Tape seller resists technological change for quarter of a century

Published 03.01.2019 21:38
Updated 04.01.2019 08:00
Tape seller resists technological change for quarter of a century

Selling music tapes for 25 years in the capital Ankara, Mehmet Koçoğlu sheds light on music history in his 7-square-meter shop and draws the attention of music lovers from different cities across the country

Mehmet Koçoğlu, 50, who sells cassette tapes in his seven-square-meter shop in Ulus İtfaiye (Fire Station) Square in Ankara province, sheds light on the Turkish music history with thousands of tapes. With the developments in technology, the tapes in the music market gave their place to CDs, flash memory devices, memory cards, mobile phones and the internet.

With a passion for music and collecting, Koçoğlu sells tapes at İtfaiye Square and tries to sustain the cassette tape culture, which has started fade from the music market. Having an emotional bond with tapes, Koçoğlu sees his work as a cultural service with over 150 thousand tapes in his shop. He has regular customers from different cities in the country for 25 years and collects tapes of nearly every music genre. The tape seller draws great interest from music lovers.

In addition to tapes, Koçoğlu's shop also offers products such as record plates, reel cassettes, tapes and radios. Koçoğlu, who attaches importance to the content of tapes rather than their number and genre, told Anadolu Agency (AA) that he still continues his work, which he started by peddling in the '90s, in his current shop. Noting that he went to tape players in Ulus district in the past and admiringly listened to artists including Zeki Müren, Ajda Pekkan, İbrahim Tatlıses and Müzeyyen Senar, he reported, "They would throw us out of the shops saying we were hording there. I had it in my heart and started to collect tapes. When I have many tapes in my house, I decided to do the job that I love and began selling tapes. First, I was peddling, then I opened a shop."

Koçoğlu provided information about his tapes and said that the healthiest materials from the 1960s to the present day are tapes. Stressing that things like CD and flash memory deteriorate quickly, Koçoğlu added that the formats of these products can often fail or become broken, scratched.

Mehmet Koçoğlu has tapes of different music genres and poems in his shop.

"This not the same for tapes. If they are broken, you can fix them by opening. You can do them again. This is why I give importance to tapes. They are the most-used and most healthy products in history. The keeping feature of tapes is so easy and durable. Besides, the sound of tapes differs from the sound of the digital environment. There is a natural and classic sound in the tape. In other words, tapes are hormone-free. It is not the music prepared in the digital environment but the one prepared with great efforts. It is harder and more lasting. Therefore, I love this job," he continued.

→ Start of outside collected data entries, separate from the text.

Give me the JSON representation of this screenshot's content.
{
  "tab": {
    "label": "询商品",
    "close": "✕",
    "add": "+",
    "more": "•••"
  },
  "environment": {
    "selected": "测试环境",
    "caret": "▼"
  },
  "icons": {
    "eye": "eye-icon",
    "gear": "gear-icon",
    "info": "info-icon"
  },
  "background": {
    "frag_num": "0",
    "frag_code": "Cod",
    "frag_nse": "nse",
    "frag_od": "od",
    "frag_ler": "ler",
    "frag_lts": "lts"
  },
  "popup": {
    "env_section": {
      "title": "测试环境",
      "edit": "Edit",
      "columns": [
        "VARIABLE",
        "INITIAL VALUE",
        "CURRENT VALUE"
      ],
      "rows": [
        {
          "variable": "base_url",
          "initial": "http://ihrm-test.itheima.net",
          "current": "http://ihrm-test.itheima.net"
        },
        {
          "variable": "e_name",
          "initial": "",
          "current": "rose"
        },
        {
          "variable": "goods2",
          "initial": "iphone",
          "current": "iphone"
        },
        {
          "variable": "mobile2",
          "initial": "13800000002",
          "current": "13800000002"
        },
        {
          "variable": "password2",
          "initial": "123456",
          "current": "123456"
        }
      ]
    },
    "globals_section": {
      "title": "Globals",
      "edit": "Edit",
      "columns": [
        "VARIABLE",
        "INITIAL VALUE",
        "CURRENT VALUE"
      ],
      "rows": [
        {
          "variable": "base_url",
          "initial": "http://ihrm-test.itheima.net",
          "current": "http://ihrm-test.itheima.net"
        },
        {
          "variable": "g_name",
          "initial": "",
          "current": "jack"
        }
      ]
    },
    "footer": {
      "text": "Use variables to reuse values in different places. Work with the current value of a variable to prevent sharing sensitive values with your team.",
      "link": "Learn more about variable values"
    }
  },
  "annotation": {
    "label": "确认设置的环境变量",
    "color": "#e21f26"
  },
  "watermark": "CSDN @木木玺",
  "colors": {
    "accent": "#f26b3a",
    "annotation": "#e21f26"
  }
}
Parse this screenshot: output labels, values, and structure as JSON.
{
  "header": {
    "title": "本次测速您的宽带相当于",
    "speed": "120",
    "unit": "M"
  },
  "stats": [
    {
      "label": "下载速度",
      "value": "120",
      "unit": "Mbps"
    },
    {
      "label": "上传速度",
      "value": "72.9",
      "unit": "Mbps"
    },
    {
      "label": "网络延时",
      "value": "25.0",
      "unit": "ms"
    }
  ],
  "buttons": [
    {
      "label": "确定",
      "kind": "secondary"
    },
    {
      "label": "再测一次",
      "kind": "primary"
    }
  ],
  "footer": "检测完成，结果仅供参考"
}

Before starting this work, there were some people telling him what he could do with tapes. They were thinking that tapes are dead and gone. However, Koçoğlu believes that tapes will not die. He actually proved this belief. Explaining that tapes have their own market, Koçoğlu remarked, "I have a regular customer for 25 years. He buys nothing else, just tapes. He is very interested in tapes. The tapes that he bought are all still stay safe and sound. For example, he has 20-year-old tapes."

'I have customers from all corners of Anatolia'

Koçoğlu stated that he has more than 150 thousand tapes now and said, "I do not sell most of these tapes. They are generally for my collection. For example, İbrahim Tatlises released 60 tapes and I have all of them. Zeki Müren had 50 tapes, and again I have all of them. We sell the extra ones. I mean, we sell a tape if we have two of them. However, we always keep the ones that we have only one copy. We have such a beautiful collection. As we have too many tapes, citizens can find every tape they want. There are ones who come from far among our customers. A citizen who wanted some tapes from Çorum province sent me a list in an envelope. He wrote the names of the tapes in this envelope and had a special order. I delivered them to him by cargo. I framed the envelope that he sent to me. I exhibit it in a corner of my shop. I have customers from all corners of Anatolia. Most people left this job in the past but we did not. Thank god, we have customers. We do not earn a lot but we get enough to support a house."

Explaining that the content of tapes is more important than their number, Koçoğlu said that they have many collections of different music genres and poems. "We have a collection that attracts everyone. This is why we can still survive," he added. "We have gramophones, record players, reel players and different radios. We work on everything that plays music. We have all kinds of collections. Besides, we also have a collection of paintings in our storehouse but we do not sell them. The one who does this job for the love of collection but not for money can survive. You cannot do this job if you say that you will make money."

Customer finds tape after a 15-year search

Asserting that he witnessed many deep stories in 25 years, Koçoğlu finished his words, "I witnessed people's emotional moments, their joys, the meaning that they search in tapes and their memories about tapes a lot. A citizen came here and asked for a tape. He said he had been looking for it for 15 years. When I said that I have it, he fainted and fell here. He never thought that he would find it. We gifted the tape to him. He was so happy. We have many memories like this one. The emotions told in the tapes have a different meaning for everyone."